No tengo EDAD, tengo EXPERIENCIA.


Leí esto  "no tengo edad, tengo experiencia" no recuerdo dónde y quedó grabado en mi mente. Ahora, con mis 65 años recién cumplidos puedo confirmar que así es. Que el tiempo es algo inmaterial y que según vivo mis días y lo que en ellos suceda, estoy de una forma u de otra, teniendo presente que sigo aprendiendo y llenando de experiencias el disco duro instalado en mi cerebro y la memoria ram de mi corazón.

Ayer, día 1 de junio, fui una vez más consciente del tiempo transcurrido y como en una moviola, pasaron por mi cabeza hechos, momentos, situaciones que han dejado su correspondiente huella.

Si tuviera que hacer un balance, diría, sin ningún género de dudas que soy una mujer afortunada. A pesar de los momentos muy duros. A pesar de todo tipo de pérdidas...

Y soy afortunada porque tengo salud, teniendo consciencia de lo que ello significa, cuidando mi cuerpo como envoltorio y sostén de todo lo demás. Y cuidando mi alma, no sin reconocer mis momentos oscuros, mis sombras, mi desesperación pasajera…

Y soy afortunada por los seres de bondad que me acompañan con su presencia: madre, marido, hijos e hijas, hermanas, nietos y nietas, sobrinas, primas, amigas…

Y soy afortunada por poder hacer lo que tanto amo: acompañar a otras mujeres en sus momentos de maternidad, en los que ellas quieren, cuando ellas lo consideran, cuando creen que puedo serles útil…

Ayer, día 1  de junio de 2017 al cumplir los 65 años,  recordé a las mujeres de mi vida: las que partieron para siempre, las que estuvieron muchos años y se fueron sin despedirse,  las que vinieron de repente y tal cual desaparecieron, las que siempre están, las que apenas se asoman si no las llamo,  las que se muestran de incógnito…

Ayer, mi radical cambio de imagen no sorprendió mucho pues ya me conocen y saben que necesito hacerlo de vez en cuando.

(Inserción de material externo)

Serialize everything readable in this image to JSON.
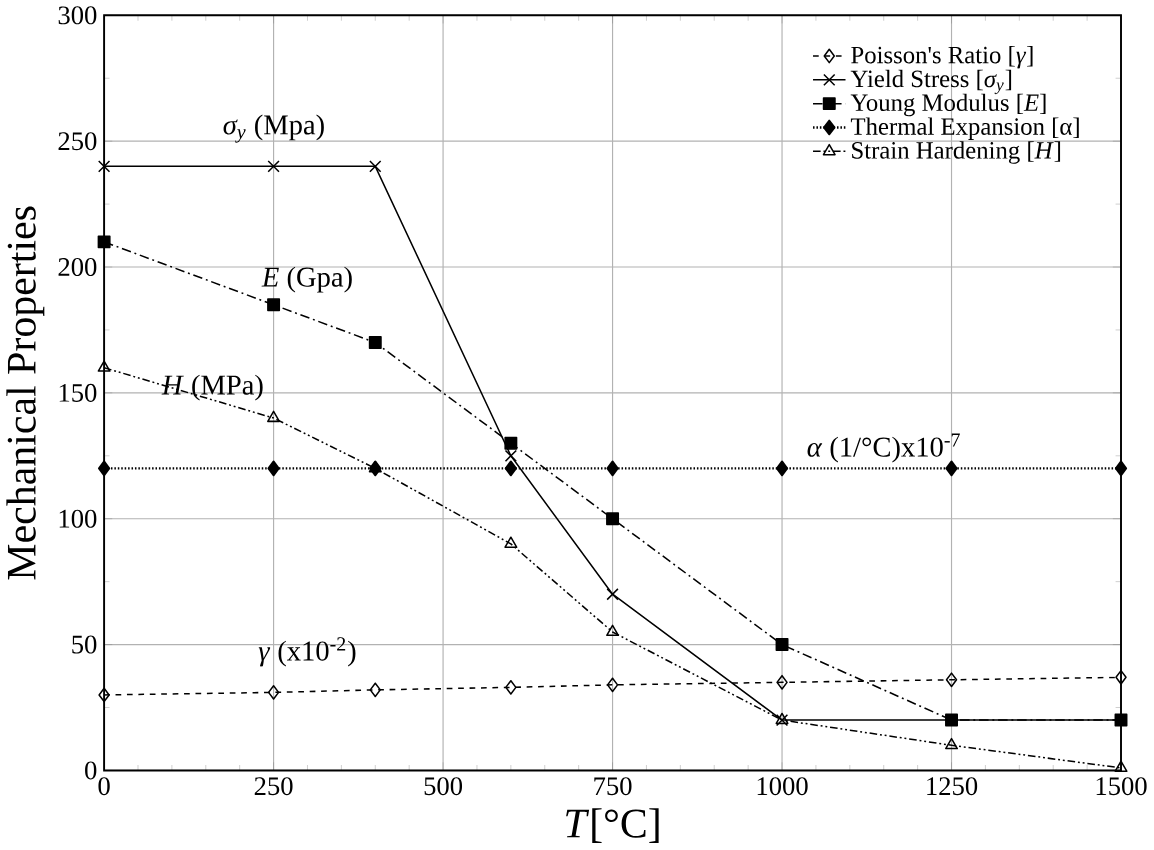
{
  "chart_data": {
    "type": "line",
    "xlabel": "*T*[°C]",
    "ylabel": "Mechanical Properties",
    "x": [
      0,
      250,
      400,
      600,
      750,
      1000,
      1250,
      1500
    ],
    "series": [
      {
        "name": "Poisson's Ratio [*γ*]",
        "color": "#000000",
        "marker": "diamond",
        "line_style": "dashed",
        "values": [
          30,
          31,
          32,
          33,
          34,
          35,
          36,
          37
        ]
      },
      {
        "name": "Yield Stress [*σ$_{y}$*]",
        "color": "#000000",
        "marker": "cross",
        "line_style": "solid",
        "values": [
          240,
          240,
          240,
          125,
          70,
          20,
          20,
          20
        ]
      },
      {
        "name": "Young Modulus [*E*]",
        "color": "#000000",
        "marker": "square",
        "line_style": "dashdot",
        "values": [
          210,
          185,
          170,
          130,
          100,
          50,
          20,
          20
        ]
      },
      {
        "name": "Thermal Expansion [α]",
        "color": "#000000",
        "marker": "diamond_filled",
        "line_style": "dotted",
        "values": [
          120,
          120,
          120,
          120,
          120,
          120,
          120,
          120
        ]
      },
      {
        "name": "Strain Hardening [*H*]",
        "color": "#000000",
        "marker": "triangle",
        "line_style": "dashdotdot",
        "values": [
          160,
          140,
          120,
          90,
          55,
          20,
          10,
          1
        ]
      }
    ],
    "annotations": [
      "*σ$_{y}$* (Mpa)",
      "*E* (Gpa)",
      "*H* (MPa)",
      "*α* (1/°C)x10$^{-7}$",
      "*γ* (x10$^{-2}$)"
    ],
    "xlim": [
      0,
      1500
    ],
    "xticks": [
      0,
      250,
      500,
      750,
      1000,
      1250,
      1500
    ],
    "ylim": [
      0,
      300
    ],
    "yticks": [
      0,
      50,
      100,
      150,
      200,
      250,
      300
    ],
    "grid": true,
    "legend": "top right"
  }
}
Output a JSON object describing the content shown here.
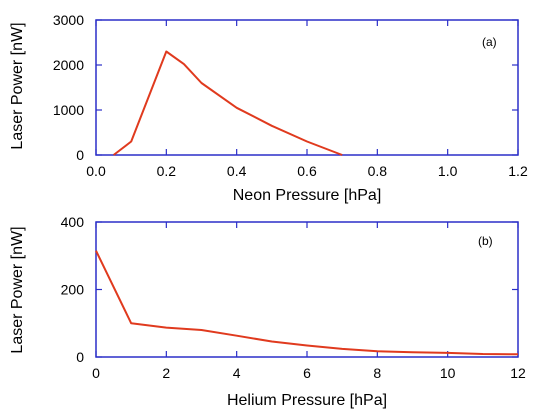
{
  "chart_data": [
    {
      "type": "line",
      "panel_label": "(a)",
      "xlabel": "Neon Pressure [hPa]",
      "ylabel": "Laser Power [nW]",
      "xlim": [
        0.0,
        1.2
      ],
      "ylim": [
        0,
        3000
      ],
      "xticks": [
        "0.0",
        "0.2",
        "0.4",
        "0.6",
        "0.8",
        "1.0",
        "1.2"
      ],
      "yticks": [
        "0",
        "1000",
        "2000",
        "3000"
      ],
      "xtick_values": [
        0.0,
        0.2,
        0.4,
        0.6,
        0.8,
        1.0,
        1.2
      ],
      "ytick_values": [
        0,
        1000,
        2000,
        3000
      ],
      "grid": false,
      "series": [
        {
          "color": "#e03a1e",
          "x": [
            0.05,
            0.1,
            0.2,
            0.25,
            0.3,
            0.4,
            0.5,
            0.6,
            0.7
          ],
          "y": [
            0,
            300,
            2300,
            2020,
            1600,
            1050,
            650,
            300,
            0
          ]
        }
      ]
    },
    {
      "type": "line",
      "panel_label": "(b)",
      "xlabel": "Helium Pressure [hPa]",
      "ylabel": "Laser Power [nW]",
      "xlim": [
        0,
        12
      ],
      "ylim": [
        0,
        400
      ],
      "xticks": [
        "0",
        "2",
        "4",
        "6",
        "8",
        "10",
        "12"
      ],
      "yticks": [
        "0",
        "200",
        "400"
      ],
      "xtick_values": [
        0,
        2,
        4,
        6,
        8,
        10,
        12
      ],
      "ytick_values": [
        0,
        200,
        400
      ],
      "grid": false,
      "series": [
        {
          "color": "#e03a1e",
          "x": [
            0,
            1,
            2,
            3,
            4,
            5,
            6,
            7,
            8,
            9,
            10,
            11,
            12
          ],
          "y": [
            315,
            100,
            87,
            80,
            63,
            46,
            34,
            24,
            17,
            14,
            12,
            9,
            8
          ]
        }
      ]
    }
  ],
  "colors": {
    "axis": "#2b2fc8",
    "series": "#e03a1e"
  }
}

Por todo, este cumpleaños fue un día de fiesta, de júbilo y alegría. Marido estaba feliz por verme feliz. La fiesta de la merienda con mis seres queridos, el álbum de fotografías testimonio de mis últimos años, la palabras de cariño… los abrazos y risas ¿qué más puedo pedir?


Termino como comienzo reconociendo que los años no significan tanto pues, ciertamente,  mi mente y especialmente mi corazón,  no corresponde a mi edad física y por eso me confirmo en que, no tengo edad… tengo experiencia.